Artigo opinativo

O Brasil subiu cinco posições no ranking do Índice de Desenvolvimento Humano [IDH] das Nações Unidas, saltando da 89ª para a 84ª colocação entre 193 países. A notícia, divulgada pelo Programa das Nações Unidas para o Desenvolvimento [PNUD], indica que o país atingiu um IDH de 0,786 — o maior da série histórica — impulsionado pelo aumento da renda per capita e pela recuperação da expectativa de vida após os anos mais críticos da pandemia de Covid-19.

Por outro lado, no mesmo Brasil que sobe no ranking do desenvolvimento humano, 8,4 milhões de pessoas ainda passam fome. O dado é da FAO, braço da ONU para alimentação, que mantém o país no infame Mapa da Fome desde 2021, de onde ele havia saído em 2014. E a pergunta se impõe: como um país que avança em desenvolvimento humano mantém quase 4% da sua população sem acesso à comida?
Essa contradição não é um erro estatístico. É o retrato de um Brasil profundamente desigual, onde o progresso se dá em média — e a média, como sabemos, pode esconder extremos.
O que o IDH não revela
O Índice de Desenvolvimento Humano é um indicador relevante, mas limitado. Ele mede três pilares: expectativa de vida, escolaridade e renda nacional bruta per capita. Ou seja, considera médias nacionais, sem refletir a distribuição desses ganhos entre ricos e pobres, entre centros urbanos e periferias, entre o Sul e o Norte do país.
Na prática, o IDH pode subir mesmo com aumento da fome, desde que a economia cresça, que as estatísticas de saúde melhorem e que mais pessoas passem a frequentar a escola. O problema é que essas melhorias não chegam a todos — e é aí que mora o abismo entre o “Brasil oficial” e o “Brasil real”.
O paradoxo da fome em um país que produz
O Brasil é um dos maiores produtores e exportadores de alimentos do planeta. Em 2024, mais uma vez, bateu recordes na produção de grãos e consolidou sua liderança global em soja, milho, carne, açúcar e café. Ainda assim, há brasileiros que vão dormir sem saber se terão o que comer no dia seguinte.
Não falta comida no país. Falta acesso. Falta renda. Falta política pública eficaz de combate à pobreza. A fome no Brasil não é causada por escassez de alimentos, mas pela desigualdade brutal que impede milhões de pessoas de comprá-los.

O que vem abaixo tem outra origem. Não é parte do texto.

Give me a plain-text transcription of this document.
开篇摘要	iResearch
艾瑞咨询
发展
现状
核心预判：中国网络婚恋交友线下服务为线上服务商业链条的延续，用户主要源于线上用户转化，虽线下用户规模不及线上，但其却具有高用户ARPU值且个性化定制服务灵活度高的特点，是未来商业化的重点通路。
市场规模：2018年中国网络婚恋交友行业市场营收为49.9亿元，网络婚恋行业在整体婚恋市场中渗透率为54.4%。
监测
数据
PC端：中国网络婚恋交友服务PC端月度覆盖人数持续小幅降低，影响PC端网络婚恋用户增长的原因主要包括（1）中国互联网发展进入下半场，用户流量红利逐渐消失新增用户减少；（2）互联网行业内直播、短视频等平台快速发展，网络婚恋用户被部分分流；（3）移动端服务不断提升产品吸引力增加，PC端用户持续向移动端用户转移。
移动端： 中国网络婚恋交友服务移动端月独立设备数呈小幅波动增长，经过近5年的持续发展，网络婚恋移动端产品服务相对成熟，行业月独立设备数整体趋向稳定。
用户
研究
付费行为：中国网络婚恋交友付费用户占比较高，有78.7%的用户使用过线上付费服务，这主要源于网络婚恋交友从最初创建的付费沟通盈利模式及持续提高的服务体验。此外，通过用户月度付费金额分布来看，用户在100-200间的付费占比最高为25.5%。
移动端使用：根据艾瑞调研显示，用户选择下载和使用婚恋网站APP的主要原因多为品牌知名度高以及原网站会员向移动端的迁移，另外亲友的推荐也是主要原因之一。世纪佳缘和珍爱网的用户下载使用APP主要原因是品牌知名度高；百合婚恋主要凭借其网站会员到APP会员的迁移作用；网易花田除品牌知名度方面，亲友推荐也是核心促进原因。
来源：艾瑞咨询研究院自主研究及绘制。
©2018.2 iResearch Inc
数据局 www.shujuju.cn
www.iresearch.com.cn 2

A produção agropecuária está cada vez mais voltada à exportação, muitas vezes subsidiada, enquanto o mercado interno, especialmente nas periferias urbanas e em áreas remotas, sofre com os altos preços, a ausência de alimentos saudáveis e o surgimento dos chamados “desertos alimentares” — regiões onde o acesso a comida fresca e nutritiva é escasso ou inexistente.
Além disso, o desemprego caiu, sim, mas a renda dos mais pobres não acompanhou a inflação dos alimentos, o que torna o prato de feijão e arroz um item cada vez mais caro para milhões de famílias.
A fome como sintoma da desigualdade
A presença da fome em um país com alto IDH mostra que desenvolvimento e justiça social não caminham juntos automaticamente. Subir no ranking global não significa garantir direitos básicos à população — muito menos aos mais vulneráveis.
Essa contradição precisa ser enfrentada com políticas públicas robustas de transferência de renda, segurança alimentar, subsídios à produção interna de alimentos, valorização do salário mínimo e ampliação do acesso a alimentos saudáveis.
Enquanto o Brasil for capaz de crescer sem distribuir, de produzir sem alimentar, de prosperar sem incluir, continuará sendo o país do paradoxo: desenvolvido nas estatísticas, injusto na realidade.